1.2.4 Failures detected by HA Monitor
This subsection explains the failures that are detected by HA Monitor.
HA Monitor performs hot-standby switchover when detecting server failures that occur on servers, host failures that occurs on hosts, or resource failures that occur on resources (LANs or disks).
- Organization of this subsection
(1) Range of monitoring performed by HA Monitor
To detect server failures, host failures, and resource failures, HA Monitor monitors the following items:
-
Servers
-
Hosts
-
Resources (LANs and disks#)
#: System disks and disks for business use are monitored.
The following figure shows the range of monitoring performed by the HA Monitors in the system configuration.
(2) Server failures
Server failures can be classified as those that the server itself detects and those that the server cannot detect.
(a) Failures that the server itself detects
Failures that the server detects include the following:
-
Server's own logical errors
-
Any status that disables server operation because of a failure in a resource (such as a disk device)
In the event of a failure that the server itself detects, the server notifies HA Monitor of the failure and terminates abnormally. The HA Monitor that receives the failure notification executes hot standby. During hot standby processing, the standby server uses its own recovery function based on the inherited information to restart operation and inherits job processing.

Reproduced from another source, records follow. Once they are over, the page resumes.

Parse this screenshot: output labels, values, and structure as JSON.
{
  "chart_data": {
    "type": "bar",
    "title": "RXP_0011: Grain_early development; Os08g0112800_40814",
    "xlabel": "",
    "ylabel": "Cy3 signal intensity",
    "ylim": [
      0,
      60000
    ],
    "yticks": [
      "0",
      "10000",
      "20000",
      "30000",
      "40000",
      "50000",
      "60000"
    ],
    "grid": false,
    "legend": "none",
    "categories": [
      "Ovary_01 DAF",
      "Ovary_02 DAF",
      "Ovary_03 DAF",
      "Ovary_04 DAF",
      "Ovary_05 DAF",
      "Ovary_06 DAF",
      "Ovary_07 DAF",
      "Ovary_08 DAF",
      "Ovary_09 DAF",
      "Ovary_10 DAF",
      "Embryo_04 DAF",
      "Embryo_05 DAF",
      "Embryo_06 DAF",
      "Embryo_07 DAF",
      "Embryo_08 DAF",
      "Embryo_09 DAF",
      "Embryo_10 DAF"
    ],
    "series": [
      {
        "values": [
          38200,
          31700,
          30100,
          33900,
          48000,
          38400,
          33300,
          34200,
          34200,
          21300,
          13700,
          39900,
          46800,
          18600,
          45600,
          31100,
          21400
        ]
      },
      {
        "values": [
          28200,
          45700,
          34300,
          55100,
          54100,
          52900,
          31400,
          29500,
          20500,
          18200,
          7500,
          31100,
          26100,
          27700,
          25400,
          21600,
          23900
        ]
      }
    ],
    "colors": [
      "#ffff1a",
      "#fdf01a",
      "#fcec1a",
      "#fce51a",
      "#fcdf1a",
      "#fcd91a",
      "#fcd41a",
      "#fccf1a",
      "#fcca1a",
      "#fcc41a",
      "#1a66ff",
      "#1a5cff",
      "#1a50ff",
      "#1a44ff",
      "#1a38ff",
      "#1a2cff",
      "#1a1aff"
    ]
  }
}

(b) Failures that the server cannot detect
Failures that the server cannot detect include server slowdown.
HA Monitor detects the failures that the server itself cannot detect. When HA Monitor detects such a failure, it terminates the erroneous server and then executes hot standby.
(c) Difference in detectable server failures depending on the server operating mode
Detectable failures depend on whether the server is running in the server mode or the monitor mode. The following table shows the server failure detection methods and their availability in each server operating mode.
Detection method |
Server mode |
Monitor mode |
---|---|---|
The server detects the failure and notifies HA Monitor. |
Y |
Y (Creation of a server monitoring command is required#1) |
HA Monitor monitors the server and detects failures. |
Y |
N#2 |
- Legend:
-
Y: Can be detected
N: Cannot be detected
- #1
-
In the monitor mode, in order to have HA Monitor perform the hot standby operations automatically in the event of a failure that the server itself can detect, you must create a server monitoring command. For details, see 3.2.1 Monitoring a server in the monitor mode (for the active server). Note that when you use the monitor-mode program management function to monitor UAPs, there is no need to implement UAP monitoring processing in the server monitoring commands. For details, see 3.6.1 Monitoring UAPs.
- #2
-
You can use the monitor-mode program management function to monitor UAPs.
(3) Host failures
Host failures occur on the portion of the host that is not the server. HA Monitor assumes that a host failure occurred upon disruption of alive messages. Host failures include the following:
-
Host's hardware failures or power failures
If dual hardware (such as processors and disks) is employed by using functionalities such as OS functions, reduced operation of a single hardware unit is not treated as a host failure.
-
Kernel failures
-
HA Monitor failures
-
Failures on all monitoring paths
-
Host slowdown
If any of the preceding failures disable communications through all monitoring paths or are reported by the failure management processor, HA Monitor detects a host failure, terminates the erroneous host, and then executes hot-standby switchover.
(4) Resource failure
A failure that occurs on a hardware component in the system is called a resource failure. HA Monitor performs a hot-standby switchover when detecting any of the following failures:
-
LAN failure
-
Disk failure
When HA Monitor detects a LAN failure or disk failure, it switches the active host by planned hot-standby switchover or by host pair shutdown, in the same way as when a server failure or host failure is detected.
(a) LAN failure
A failure that occurs on a LAN is called a LAN failure. HA Monitor can detect a LAN failure by monitoring whether communication is possible over the LAN. For details, see 3.4.1 LAN monitoring and automatic hot standby in the event of a failure.
(b) Disk failure
A failure that occurs on a disk is called a disk failure. HA Monitor can detect a disk failure by monitoring whether a write to the disk is possible. For details, see 3.4.2 Disk monitoring.